Here's that puppy as an adult. You can her attention on me in a crowd and her ability to do her thing off-leash. You can see where I invite her feet up and ask for them off. And there's a jump trick at the end. (she only misses it twice, lol) I think it covers about everything in this thread. 

https://www.youtube.com/watch?v=Knri09PBIkA&feature=plcp


----------



## Bunny (Jun 14, 2012)

tortoise - WOW those are fantastic! Seeing these is so much more helpful than reading about it (actually I need both ways - I'm visual AND auditory!). I'm so glad you understand about how I value Cookie's jumping ability. She will always be a family pet, but that doesn't mean she can't do some fun tricks! 

My main concern is her coming when I call; if I'm in the front yard visiting with a friend or pulling weeds or whatever, she needs to come right away if there's a car. Standing in the road sniffing a pine cone is just not going to do.


----------



## Lily's-Mom (May 31, 2012)

You make it look SO easy, Tortoise! I am going to try your techniques and hope it will work. I have to work on training my husband to use the same commands as I do . As you said, they can't follow instructions  Thanks you very much for taking the time to help and post these videos. Have a nice weekend 
OK, Bunny - we have our work cut out for us!


----------



## Bunny (Jun 14, 2012)

Lily, she does make it look so easy! My dog is maybe 2 years old, not a puppy, so I don't know if that makes it easier or not. She came from the dog pound, although she had been in a foster home getting her adoptable.

ITA - the husbands are harder to train than the dogs! And my 12 year old son...fuggitaboutit!


----------



## tortoise (Feb 5, 2012)

It really IS that easy. It's not magical. 

The dog in the first video I rescued at 4 months old. She was a death-row dog and they told us she was "untrainable." She was halfway neurotic and we almost returned her to the shelter the next day! 

But when I was finally introduced to clicker training, everything fell into place and training became fun and easy. She was my first performance dog. She's an old lady now, retired and happily enjoying life in CA. (She hated our cold WI winters!).

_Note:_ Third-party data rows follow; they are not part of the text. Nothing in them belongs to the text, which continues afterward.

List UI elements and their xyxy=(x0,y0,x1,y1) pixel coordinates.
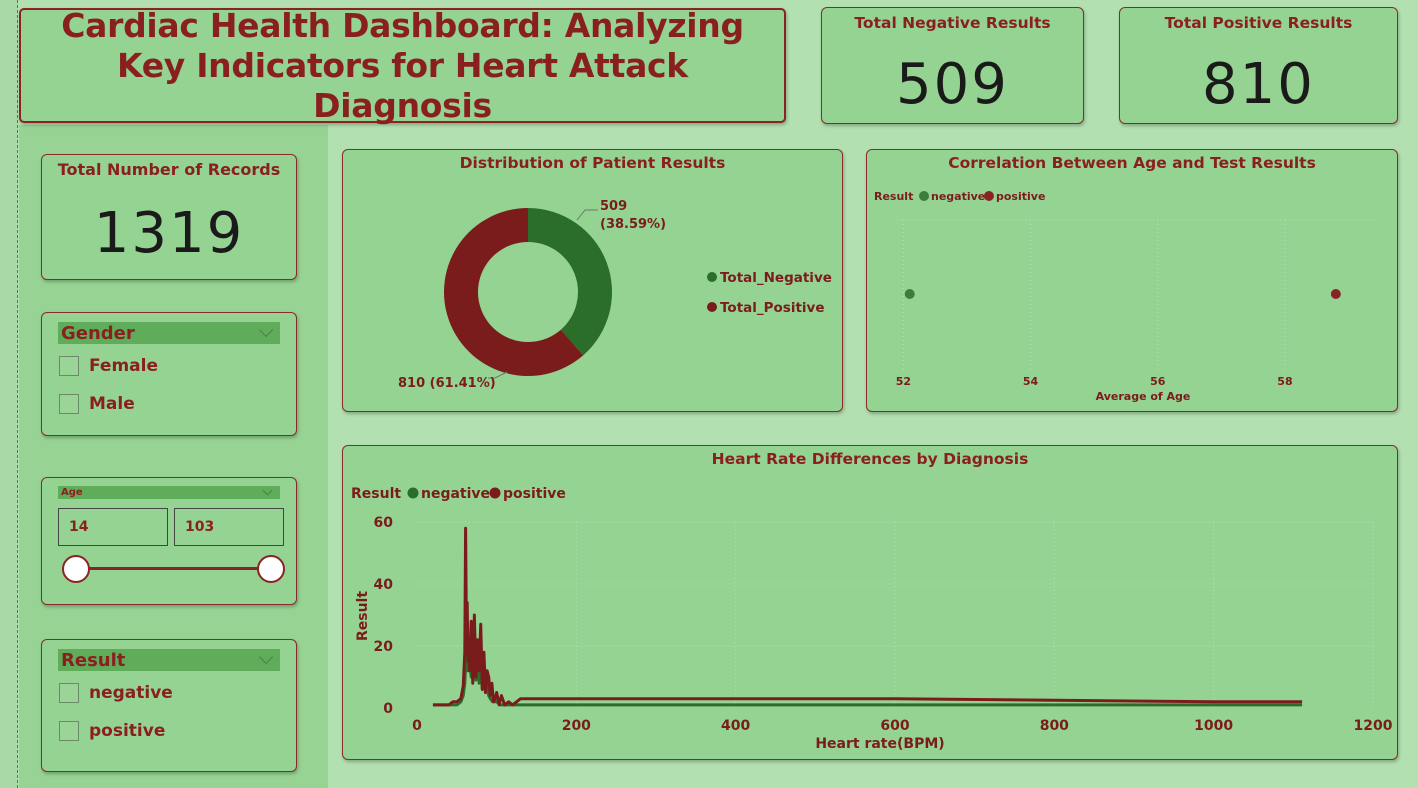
gender-slicer-header[interactable]: Gender xyxy=(58,322,280,344)
legend-item-positive[interactable]: positive xyxy=(489,486,566,502)
y-tick-label: 20 xyxy=(374,639,394,655)
chevron-down-icon[interactable] xyxy=(258,322,274,338)
legend-label: Total_Negative xyxy=(720,270,832,286)
legend-marker xyxy=(489,487,501,499)
age-slicer-header[interactable]: Age xyxy=(58,485,280,499)
scatter-point-negative[interactable] xyxy=(904,289,915,299)
kpi-positive-card: Total Positive Results 810 xyxy=(1119,7,1398,124)
legend-marker xyxy=(919,191,929,201)
result-option-label: positive xyxy=(89,721,166,741)
gender-option-female[interactable]: Female xyxy=(59,356,158,376)
y-axis-label: Result xyxy=(355,591,371,641)
x-axis-label: Heart rate(BPM) xyxy=(815,736,944,752)
y-tick-label: 40 xyxy=(374,577,394,593)
y-tick-label: 60 xyxy=(374,515,394,531)
result-option-positive[interactable]: positive xyxy=(59,721,165,741)
donut-data-label: (38.59%) xyxy=(600,217,666,232)
age-slider-track[interactable] xyxy=(76,567,272,570)
kpi-negative-card: Total Negative Results 509 xyxy=(821,7,1084,124)
scatter-chart-title: Correlation Between Age and Test Results xyxy=(948,154,1316,172)
legend-item-positive[interactable]: positive xyxy=(984,190,1045,203)
legend-item-positive[interactable]: Total_Positive xyxy=(707,300,825,316)
y-tick-label: 0 xyxy=(383,701,393,717)
gender-option-male[interactable]: Male xyxy=(59,394,135,414)
result-slicer-title: Result xyxy=(61,649,126,671)
age-slicer: Age 14 103 xyxy=(41,477,297,605)
line-chart-card: Heart Rate Differences by Diagnosis Resu… xyxy=(342,445,1398,760)
checkbox[interactable] xyxy=(59,683,79,703)
checkbox[interactable] xyxy=(59,721,79,741)
x-tick-label: 400 xyxy=(721,718,750,734)
legend-marker xyxy=(707,272,717,282)
kpi-records-value: 1319 xyxy=(93,201,245,266)
x-tick-label: 200 xyxy=(562,718,591,734)
scatter-chart: Result negative positive 52 54 56 58 Averag… xyxy=(874,190,1374,403)
x-tick-label: 58 xyxy=(1277,375,1292,388)
kpi-records-card: Total Number of Records 1319 xyxy=(41,154,297,280)
kpi-positive-label: Total Positive Results xyxy=(1164,14,1353,32)
legend-title: Result xyxy=(874,190,913,203)
x-tick-label: 52 xyxy=(896,375,911,388)
line-series-positive[interactable] xyxy=(432,526,1303,707)
age-max-input[interactable]: 103 xyxy=(174,508,284,546)
donut-chart-title: Distribution of Patient Results xyxy=(459,154,726,172)
x-axis-label: Average of Age xyxy=(1096,390,1191,403)
gender-slicer-title: Gender xyxy=(61,322,135,344)
age-slider-min-handle[interactable] xyxy=(62,555,90,583)
legend-label: negative xyxy=(421,486,490,502)
donut-leader-line xyxy=(488,371,508,379)
chevron-down-icon[interactable] xyxy=(258,649,274,665)
donut-data-label: 509 xyxy=(600,199,627,214)
legend-title: Result xyxy=(351,486,401,502)
line-series-negative[interactable] xyxy=(432,644,1303,707)
canvas-edge xyxy=(0,0,18,788)
legend-label: Total_Positive xyxy=(720,300,825,316)
x-tick-label: 1200 xyxy=(1354,718,1393,734)
dashboard-title: Cardiac Health Dashboard: Analyzing Key … xyxy=(61,5,744,125)
x-tick-label: 56 xyxy=(1150,375,1166,388)
donut-chart: 509 (38.59%) 810 (61.41%) Total_Negative… xyxy=(398,199,832,391)
result-option-label: negative xyxy=(89,683,173,703)
legend-marker xyxy=(707,302,717,312)
legend-label: positive xyxy=(996,190,1045,203)
legend-item-negative[interactable]: negative xyxy=(919,190,985,203)
legend-item-negative[interactable]: negative xyxy=(407,486,491,502)
checkbox[interactable] xyxy=(59,394,79,414)
donut-chart-card: Distribution of Patient Results 509 (38.… xyxy=(342,149,843,412)
x-tick-label: 0 xyxy=(412,718,422,734)
donut-slice-total-positive[interactable] xyxy=(444,208,584,376)
scatter-chart-card: Correlation Between Age and Test Results… xyxy=(866,149,1398,412)
legend-marker xyxy=(984,191,994,201)
donut-data-label: 810 (61.41%) xyxy=(398,376,496,391)
x-tick-label: 600 xyxy=(880,718,909,734)
dashboard-title-card: Cardiac Health Dashboard: Analyzing Key … xyxy=(19,5,786,125)
age-min-input[interactable]: 14 xyxy=(58,508,168,546)
line-chart-title: Heart Rate Differences by Diagnosis xyxy=(711,450,1029,468)
chevron-down-icon[interactable] xyxy=(262,485,273,496)
kpi-records-label: Total Number of Records xyxy=(57,160,281,179)
kpi-negative-value: 509 xyxy=(896,52,1009,117)
legend-label: negative xyxy=(931,190,985,203)
result-slicer-header[interactable]: Result xyxy=(58,649,280,671)
x-tick-label: 54 xyxy=(1023,375,1039,388)
gender-option-label: Female xyxy=(89,356,158,376)
donut-slice-total-negative[interactable] xyxy=(528,208,612,356)
scatter-point-positive[interactable] xyxy=(1330,289,1341,299)
age-slicer-title: Age xyxy=(61,487,83,498)
legend-item-negative[interactable]: Total_Negative xyxy=(707,270,832,286)
x-tick-label: 800 xyxy=(1040,718,1069,734)
checkbox[interactable] xyxy=(59,356,79,376)
kpi-negative-label: Total Negative Results xyxy=(854,14,1051,32)
result-slicer: Result negative positive xyxy=(41,639,297,772)
age-slider-max-handle[interactable] xyxy=(257,555,285,583)
result-option-negative[interactable]: negative xyxy=(59,683,173,703)
donut-leader-line xyxy=(576,209,598,221)
legend-label: positive xyxy=(503,486,566,502)
legend-marker xyxy=(407,487,419,499)
x-tick-label: 1000 xyxy=(1194,718,1233,734)
gender-slicer: Gender Female Male xyxy=(41,312,297,436)
gender-option-label: Male xyxy=(89,394,135,414)
kpi-positive-value: 810 xyxy=(1202,52,1315,117)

She is a greyhound mix and now I understand their reputation for running! The attention / recall training saved her life a few times over. It was worth every (fun) moment.

Try 100 repetitions per day - but not more than 10 at a time. If you need instructions google "Sue Ailsby". She trains it similarly and has excellent videos and written instructions available online. The reason I recommend her stuff is because she always includes a detailed troubleshooting section.

If it's not working, stop until you get a solution to the problem. It's better to not train at all than to train poorly, IMO.

I'm heading out camping, have a lovely weekend! Believe in yourself and your dogs. But mostly, have fun!


----------



## Lily's-Mom (May 31, 2012)

Bunny, my dog is about 3 yrs old - also a rescue so we are just guessing. And she was in foster for about 7 months waiting to find her forever home with us. I'm glad to have an older dog that is already well mannered for the most part and house trained - that makes things much nicer  Will give this training a try - fingers crossed!


----------